In short, vaccine officials in the U.S. and elsewhere seem more concerned with ferreting out "false contraindications" than with identifying genuine medical red flags.

Under such circumstances, it can be instructive to look back to a time when vaccine contraindications actually meant something. A short clinical note published in Pediatrics in 1958 illustrates how far most of the medical profession has traveled in its willingness to turn a blind eye to the medical history of patients and their families. The brief 1950s discussion of a sometimes fatal complication of smallpox vaccination (which remained routine among the general population until 1971) not only concluded that the complication was "frequently iatrogenic" but also that it was "uniformly preventable" through common-sense doctoring.

Mere exposure to a vaccinated individual—or contact with "materials that might be contaminated with live virus…such as bandages, towels, clothing, or washcloths used by a person who has been vaccinated"—could suffice to trigger eczema vaccinatum (EV).

Eczema and smallpox vaccination

Traditional smallpox vaccines contain a live replicating virus (vaccinia) that can produce—in individuals with a history of eczema (also called atopic dermatitis)—a "severe and occasionally lethal complication" called eczema vaccinatum (EV). The EV case fatality rate ranges from 5% to 40%. A systemic condition, EV typically manifests as "a rapidly developing, generalized vesiculopustular rash." According to the National Eczema Association, EV can strike anyone who has had atopic dermatitis, even if "just once in the distant past." Moreover, the medical literature on the smallpox vaccine's dermatological complications is not limited to EV but also "contains many reports of the accidental spread of infection to areas of damaged skin in persons with a variety of diseases and injuries, ranging from acne to varicella," again with potentially severe or fatal results. Researchers attribute the "susceptibility of damaged or abnormal skin to vaccinia virus" to the virus's "ability to multiply well in injured skin."

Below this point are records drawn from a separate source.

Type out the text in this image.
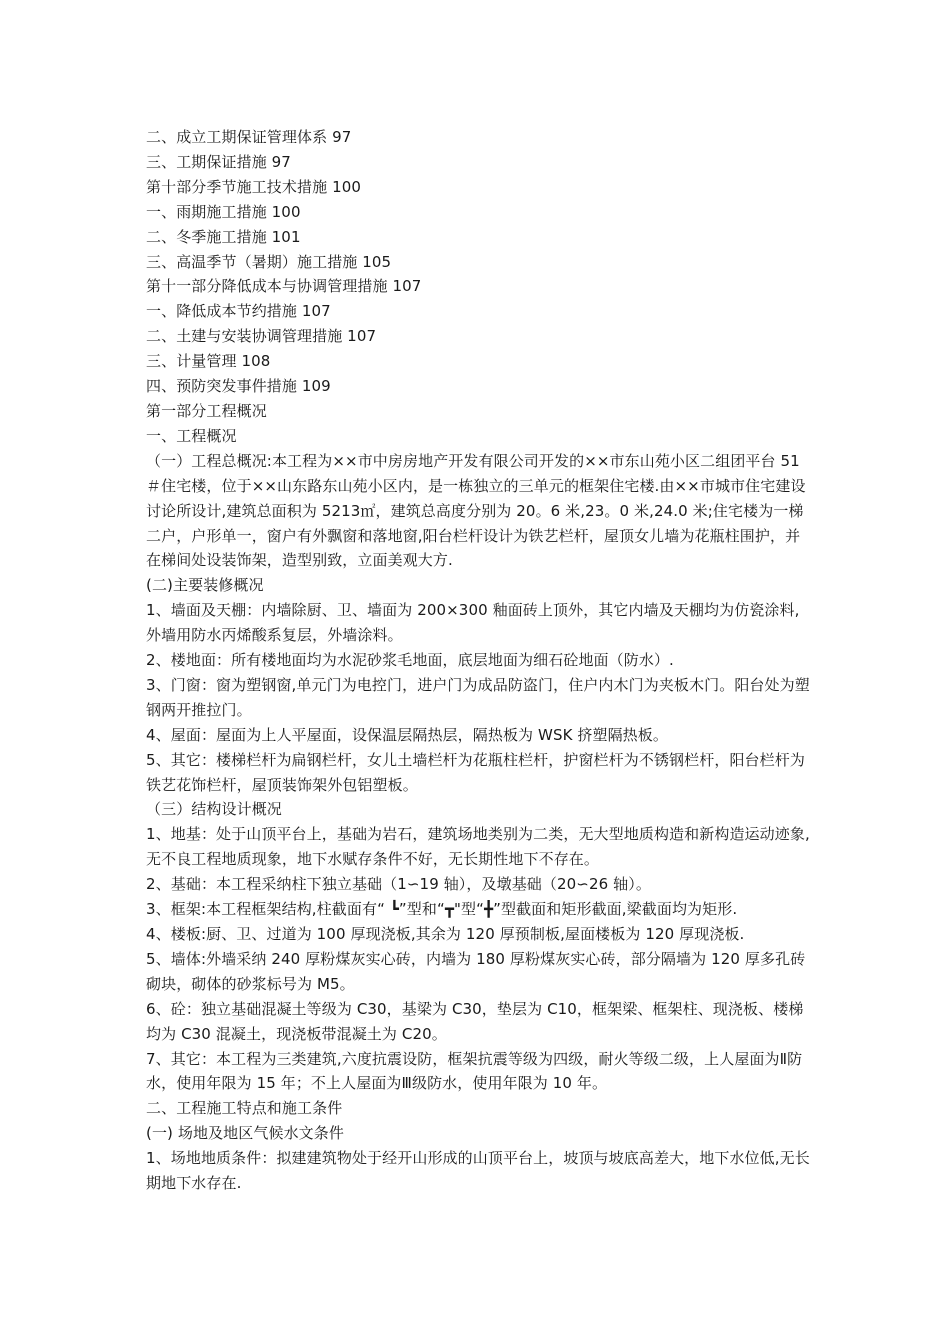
二、成立工期保证管理体系 97
三、工期保证措施 97
第十部分季节施工技术措施 100
一、雨期施工措施 100
二、冬季施工措施 101
三、高温季节（暑期）施工措施 105
第十一部分降低成本与协调管理措施 107
一、降低成本节约措施 107
二、土建与安装协调管理措施 107
三、计量管理 108
四、预防突发事件措施 109
第一部分工程概况
一、工程概况
（一）工程总概况:本工程为××市中房房地产开发有限公司开发的××市东山苑小区二组团平台 51＃住宅楼，位于××山东路东山苑小区内，是一栋独立的三单元的框架住宅楼.由××市城市住宅建设讨论所设计,建筑总面积为 5213㎡，建筑总高度分别为 20。6 米,23。0 米,24.0 米;住宅楼为一梯二户，户形单一，窗户有外飘窗和落地窗,阳台栏杆设计为铁艺栏杆，屋顶女儿墙为花瓶柱围护，并在梯间处设装饰架，造型别致，立面美观大方.
(二)主要装修概况
1、墙面及天棚：内墙除厨、卫、墙面为 200×300 釉面砖上顶外，其它内墙及天棚均为仿瓷涂料,外墙用防水丙烯酸系复层，外墙涂料。
2、楼地面：所有楼地面均为水泥砂浆毛地面，底层地面为细石砼地面（防水）.
3、门窗：窗为塑钢窗,单元门为电控门，进户门为成品防盗门，住户内木门为夹板木门。阳台处为塑钢两开推拉门。
4、屋面：屋面为上人平屋面，设保温层隔热层，隔热板为 WSK 挤塑隔热板。
5、其它：楼梯栏杆为扁钢栏杆，女儿土墙栏杆为花瓶柱栏杆，护窗栏杆为不锈钢栏杆，阳台栏杆为铁艺花饰栏杆，屋顶装饰架外包铝塑板。
（三）结构设计概况
1、地基：处于山顶平台上，基础为岩石，建筑场地类别为二类，无大型地质构造和新构造运动迹象,无不良工程地质现象，地下水赋存条件不好，无长期性地下不存在。
2、基础：本工程采纳柱下独立基础（1∽19 轴），及墩基础（20∽26 轴）。
3、框架:本工程框架结构,柱截面有“ ┗”型和“┳"型“╋”型截面和矩形截面,梁截面均为矩形.
4、楼板:厨、卫、过道为 100 厚现浇板,其余为 120 厚预制板,屋面楼板为 120 厚现浇板.
5、墙体:外墙采纳 240 厚粉煤灰实心砖，内墙为 180 厚粉煤灰实心砖，部分隔墙为 120 厚多孔砖砌块，砌体的砂浆标号为 M5。
6、砼：独立基础混凝土等级为 C30，基梁为 C30，垫层为 C10，框架梁、框架柱、现浇板、楼梯均为 C30 混凝土，现浇板带混凝土为 C20。
7、其它：本工程为三类建筑,六度抗震设防，框架抗震等级为四级，耐火等级二级，上人屋面为Ⅱ防水，使用年限为 15 年；不上人屋面为Ⅲ级防水，使用年限为 10 年。
二、工程施工特点和施工条件
(一) 场地及地区气候水文条件
1、场地地质条件：拟建建筑物处于经开山形成的山顶平台上，坡顶与坡底高差大，地下水位低,无长期地下水存在.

Clinical reports in the 1940s described EV and "generalized vaccinia" (another adverse reaction to smallpox vaccination) as "essentially the same process," with the virus "disseminated by the blood stream." However, these reports also noted the occurrence of EV in unvaccinated persons. Mere exposure to a vaccinated individual—or contact with "materials that might be contaminated with live virus…such as bandages, towels, clothing, or washcloths used by a person who has been vaccinated"—could suffice to trigger EV.